Todas las bodas son diferentes, todas tienen algo especial, pero la boda de Elena y Biel tuvo mucho que recordar. 

Una boda inolvidable en el lugar perfecto.

Tras un tiempo como pareja decidieron dar el paso y su boda no podía ser de otra manera: INOLVIDABLE. Desde el primer momento la novia tuvo claro dónde se quería casar, y la casa de su padre, donde ella creció, fue el espacio elegido para su gran día. 
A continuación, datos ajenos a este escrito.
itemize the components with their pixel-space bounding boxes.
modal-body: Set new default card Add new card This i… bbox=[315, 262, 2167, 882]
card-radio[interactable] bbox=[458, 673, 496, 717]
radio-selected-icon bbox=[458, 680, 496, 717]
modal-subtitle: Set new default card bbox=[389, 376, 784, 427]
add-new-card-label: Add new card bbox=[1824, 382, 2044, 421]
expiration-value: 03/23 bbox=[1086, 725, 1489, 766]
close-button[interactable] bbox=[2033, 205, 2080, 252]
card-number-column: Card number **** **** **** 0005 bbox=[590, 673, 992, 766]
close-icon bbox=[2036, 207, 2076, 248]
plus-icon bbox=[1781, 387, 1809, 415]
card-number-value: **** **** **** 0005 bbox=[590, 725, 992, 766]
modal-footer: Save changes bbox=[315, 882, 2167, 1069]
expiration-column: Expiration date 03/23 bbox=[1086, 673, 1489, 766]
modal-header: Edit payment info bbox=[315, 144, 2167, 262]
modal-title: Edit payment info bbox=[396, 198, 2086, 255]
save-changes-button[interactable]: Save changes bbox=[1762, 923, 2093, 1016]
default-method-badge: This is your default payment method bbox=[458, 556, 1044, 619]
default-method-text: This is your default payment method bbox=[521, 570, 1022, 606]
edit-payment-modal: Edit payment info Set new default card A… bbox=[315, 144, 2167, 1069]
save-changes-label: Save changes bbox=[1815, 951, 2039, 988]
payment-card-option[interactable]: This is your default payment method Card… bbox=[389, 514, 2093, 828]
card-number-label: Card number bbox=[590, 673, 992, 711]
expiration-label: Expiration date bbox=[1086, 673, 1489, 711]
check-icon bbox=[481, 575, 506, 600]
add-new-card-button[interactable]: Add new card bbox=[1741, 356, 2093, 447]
No fue fácil, muchos meses de trabajo y preparación para adaptar el espacio, que fuera viable para una boda de más de cien invitados.

 

Todo desde el primer momento fue inolvidable: desde la divertida llegada del novio, hasta el Sí Quiero en una pequeña capilla de la misma finca. Durante el aperitivo hubo música en vivo bien animada, sorpresas, “puestecitos” de comida donde no faltó una estación de jamón y de fideuà, el sol brillaba y los invitados estaban bien a gusto en los chill outs con la música y una buena cerveza o copa de vino. 

 

El banquete fue interior y se transformó toda una sala en un espacio verde, simulando un bosque. Hubo diferentes tipos de mesas, sillas y decoración. La mesa presidencial era imperial y tenía una gran estructura con velas colgantes. No faltaba detalle y los novios habían preparado como recuerdo para sus invitados un patito de bañera personalizado que no dejó a nadie indiferente.

 

Tras el almuerzo Elena y Biel sorprendieron a todos con un preparadísimo baile nupcial al que siguió un concierto en directo de un famoso grupo mallorquín. Iba atardeciendo pero el ritmo no bajaba y la fiesta estaba en pleno auge… Como colofón final el resopón, tras varias horas de baile unos nuggets o una cheese burguer de McDonalds no pueden defraudar.